If someone is giving up cigarettes, they decide against lighting up for an extended period. That’s it. Eventually, the desire goes away. There are some physical and emotional challenges in the process, of course, but they are overcome as long as the individual refrains from reaching for a pack of Marlboros and a lighter.
With that in mind, eating like a caveman is built on three simple principles:
1. Shift sugar
Candy and other substances loaded with refined sugar are put aside, obviously, as well as grains (read: bread, rice, pasta) and high-starch vegetables like potatoes and corn join them. In addition, fruits take on less importance. These foods spike blood sugar and unbalance the complex harmony of our endocrine system.
The idea is to consume carbohydrates which have a diminished effect on insulin — a hormone that wreaks all sorts of havoc when unregulated. By managing glycemic load (the amount of glucose in our blood after a meal) better, biochemical processes for fat storage and inflammation are blocked, decreasing the likelihood of a range of cardiovascular conditions such as high blood pressure and stroke.
2. Lean protein
Our ancestors were, generally, hunters dining on whatever creatures they managed to track down. Though this has predominantly meant fish for a large portion of human history, the prized portions of land-based animals were organ meats — the heart and liver, for example. These tissues have a fairly low fat content and deliver necessary amino acids into our system with little difficulty.
In modern days, we are more accustomed to turkey breast than deer innards (which may be our loss). Regardless, the optimal proteins improve tissue strength and rebuilding, whether in muscle, bone or elsewhere.
3. Finding fat
Though lipids have been demonized over the last few decades, they act as the building blocks for much more than the excess weight we carry around our waists and thighs. The key is to take them in with proper measures of omega-6 and omega-3 varieties.
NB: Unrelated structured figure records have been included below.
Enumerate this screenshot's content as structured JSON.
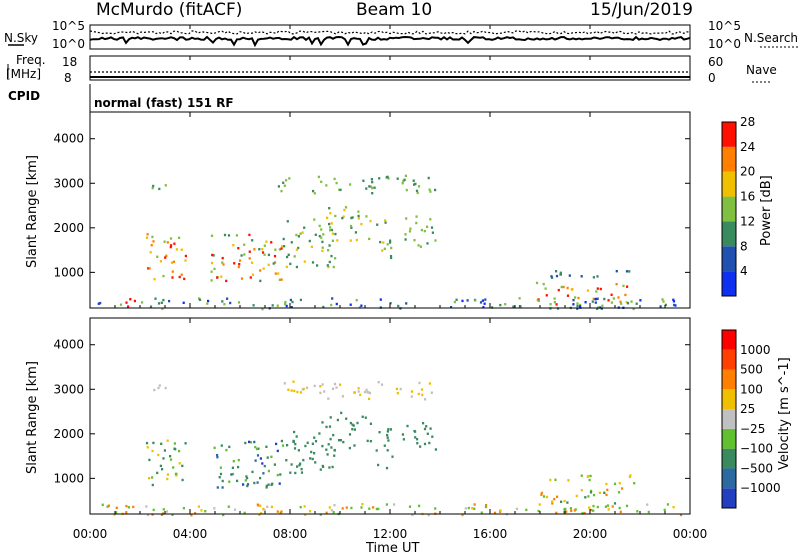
{
  "header": {
    "station": "McMurdo (fitACF)",
    "beam": "Beam 10",
    "date": "15/Jun/2019"
  },
  "noise_panel": {
    "left_label_top": "N.Sky",
    "left_tick_top": "10^5",
    "left_tick_bottom": "10^0",
    "right_label": "N.Search",
    "right_tick_top": "10^5",
    "right_tick_bottom": "10^0"
  },
  "freq_panel": {
    "left_label_line1": "Freq.",
    "left_label_line2": "[MHz]",
    "left_tick_top": "18",
    "left_tick_bottom": "8",
    "right_label": "Nave",
    "right_tick_top": "60",
    "right_tick_bottom": "0"
  },
  "cpid": {
    "label": "CPID",
    "value": "normal (fast) 151 RF"
  },
  "chart_data": [
    {
      "type": "heatmap",
      "name": "power",
      "ylabel": "Slant Range [km]",
      "ylim": [
        200,
        4600
      ],
      "yticks": [
        "1000",
        "2000",
        "3000",
        "4000"
      ],
      "colorbar_label": "Power [dB]",
      "colorbar_ticks": [
        "4",
        "8",
        "12",
        "16",
        "20",
        "24",
        "28"
      ],
      "colors": [
        "#1030f0",
        "#2050b0",
        "#3a8a60",
        "#80c040",
        "#f0c000",
        "#ff8000",
        "#ff1000"
      ]
    },
    {
      "type": "heatmap",
      "name": "velocity",
      "ylabel": "Slant Range [km]",
      "ylim": [
        200,
        4600
      ],
      "yticks": [
        "1000",
        "2000",
        "3000",
        "4000"
      ],
      "colorbar_label": "Velocity [m s^-1]",
      "colorbar_ticks": [
        "1000",
        "500",
        "100",
        "25",
        "−25",
        "−100",
        "−500",
        "−1000"
      ],
      "colors": [
        "#2040c0",
        "#2a6aa0",
        "#3a8a60",
        "#60c030",
        "#c0c0c0",
        "#f0c000",
        "#ff8000",
        "#ff4000",
        "#ff0000"
      ]
    }
  ],
  "x_axis": {
    "ticks": [
      "00:00",
      "04:00",
      "08:00",
      "12:00",
      "16:00",
      "20:00",
      "00:00"
    ],
    "label": "Time UT"
  }
}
Some of this will come from fish, as is often seen in the news, yet other products — oils (olive, flax, e.g.) and nuts (almonds and walnuts), mainly — help us to achieve the kind of balance we seek.
In the short term, this creates a feeling of satisfaction lasting much longer after mealtime. Further, as days eating like this become weeks, energy is used with greater efficiency, producing a cascade of wide-ranging positive effects — everything from a slimmer waist to better sleep and quicker recovery from exercise.
Better food fuels peak performance.
Why do we put gasoline in our cars instead of coal?
Because it’s what the engines are designed to run on.
Doesn’t it make sense to do the same with our bodies?
Once you understand, it’s easy to be like a caveman.